Outdoor da discórdia – A instalação de outdoor em Naviraí em apoio ao presidente Jair Bolsonaro (sem partido) virou o centro de polêmica e caso de polícia. Nas redes sociais, um advogado da cidade criticou a propaganda e depois que o painel foi danificado postou mensagem de apoio a quem cometeu a depredação. “Vc q rasgou o outdoor em Naviraí saiba que fez um amigo advogado (sic)”, diz um dos posts.
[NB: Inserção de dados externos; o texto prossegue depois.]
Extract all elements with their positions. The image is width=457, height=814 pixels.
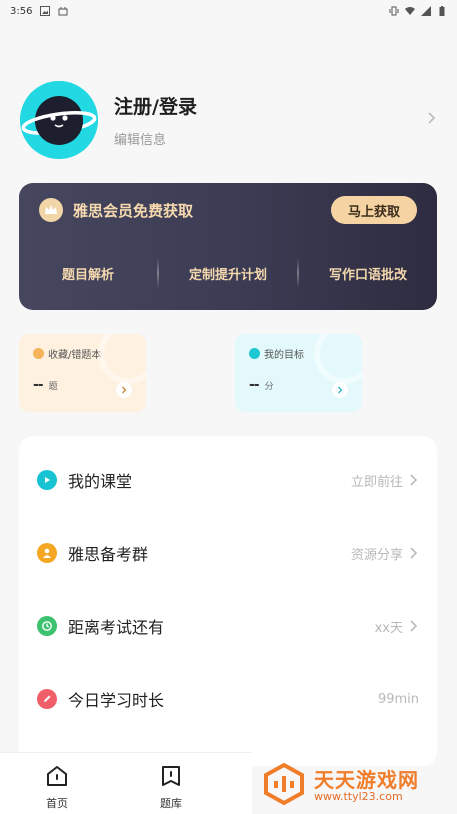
menu-item-study-time[interactable]: 今日学习时长 99min [19,679,437,719]
play-icon [37,470,57,490]
signal-icon [421,6,431,16]
chevron-right-icon[interactable] [332,382,348,398]
menu-item-classroom[interactable]: 我的课堂 立即前往 [19,460,437,500]
menu-item-label: 距离考试还有 [68,618,165,637]
home-icon [47,766,67,786]
user-icon [37,543,57,563]
menu-item-hint: 资源分享 [350,547,403,563]
feature-item[interactable]: 写作口语批改 [299,256,437,290]
watermark-title: 天天游戏网 [314,768,419,792]
favorites-count: -- [33,377,44,393]
menu-item-countdown[interactable]: 距离考试还有 xx天 [19,606,437,646]
chevron-right-icon[interactable] [116,382,132,398]
book-icon [162,766,180,786]
bookmark-icon [33,348,44,359]
watermark: 天天游戏网 www.ttyl23.com [262,760,452,808]
chevron-right-icon[interactable] [424,110,440,126]
status-time: 3:56 [10,5,33,17]
tab-label: 首页 [46,797,68,810]
watermark-logo-icon [264,762,304,806]
avatar[interactable] [20,81,98,159]
menu-item-hint: 99min [377,691,419,707]
menu-item-label: 今日学习时长 [68,691,165,710]
goal-card[interactable]: 我的目标 -- 分 [235,334,362,412]
feature-item[interactable]: 定制提升计划 [159,256,297,290]
chevron-right-icon [410,620,418,632]
menu-item-hint: xx天 [374,620,403,636]
vip-features: 题目解析 定制提升计划 写作口语批改 [19,256,437,290]
vibrate-icon [389,6,399,16]
login-title[interactable]: 注册/登录 [114,92,197,119]
goal-title: 我的目标 [264,350,304,361]
edit-info-label[interactable]: 编辑信息 [114,129,197,148]
clock-icon [37,616,57,636]
battery-icon [439,6,445,16]
goal-score: -- [249,377,260,393]
menu-item-hint: 立即前往 [350,474,403,490]
menu-list: 我的课堂 立即前往 雅思备考群 资源分享 距离考试还有 xx天 今日学习时长 9… [19,436,437,766]
tab-home[interactable]: 首页 [27,763,87,811]
status-bar: 3:56 [0,0,457,22]
menu-item-label: 雅思备考群 [68,545,149,564]
tab-question-bank[interactable]: 题库 [141,763,201,811]
menu-item-group[interactable]: 雅思备考群 资源分享 [19,533,437,573]
app-icon [58,7,68,16]
bottom-tab-bar: 首页 题库 [0,752,252,814]
image-icon [40,6,51,16]
chevron-right-icon [410,547,418,559]
vip-title: 雅思会员免费获取 [73,202,194,220]
get-vip-button[interactable]: 马上获取 [331,196,417,224]
tab-label: 题库 [160,797,182,810]
feature-item[interactable]: 题目解析 [19,256,157,290]
chevron-right-icon [410,474,418,486]
watermark-url: www.ttyl23.com [314,790,403,803]
favorites-title: 收藏/错题本 [48,350,102,361]
pencil-icon [37,689,57,709]
planet-avatar-icon [20,81,98,159]
favorites-unit: 题 [48,382,58,392]
goal-unit: 分 [264,382,274,392]
target-icon [249,348,260,359]
crown-icon [39,198,63,222]
wifi-icon [405,7,415,15]
favorites-card[interactable]: 收藏/错题本 -- 题 [19,334,146,412]
profile-section[interactable]: 注册/登录 编辑信息 [20,80,440,160]
menu-item-label: 我的课堂 [68,472,133,491]
vip-banner[interactable]: 雅思会员免费获取 马上获取 题目解析 定制提升计划 写作口语批改 [19,183,437,310]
Na polícia – Mas o advogado não parou por aí e outro comentário lhe rendeu acusação de incitação ao crime. Segundo o site Tá na mídia Naviraí, quem fez o boletim de ocorrência foi um representante dos produtores rurais que pagaram R$ 2 mil pela publicidade. Na postagem em questão o advogado diz: “as pessoas ñ sabem o que é sério e o que brincadeira! É claro que não estou doado 100 litros de gasolina para aqueles que colocar fogo  no outdoor em Naviraí. Estou dando apenas 50 (sic)”.

Na OAB - A Subseção da OAB (Ordem dos Advogados do Brasil) em Navaraí também informou que os prints dos comentários feitos pelo profissional da categoria nas redes sociais seriam submetidas a análise para determinar se houve ou não falta ético-disciplinar por parte do advogado.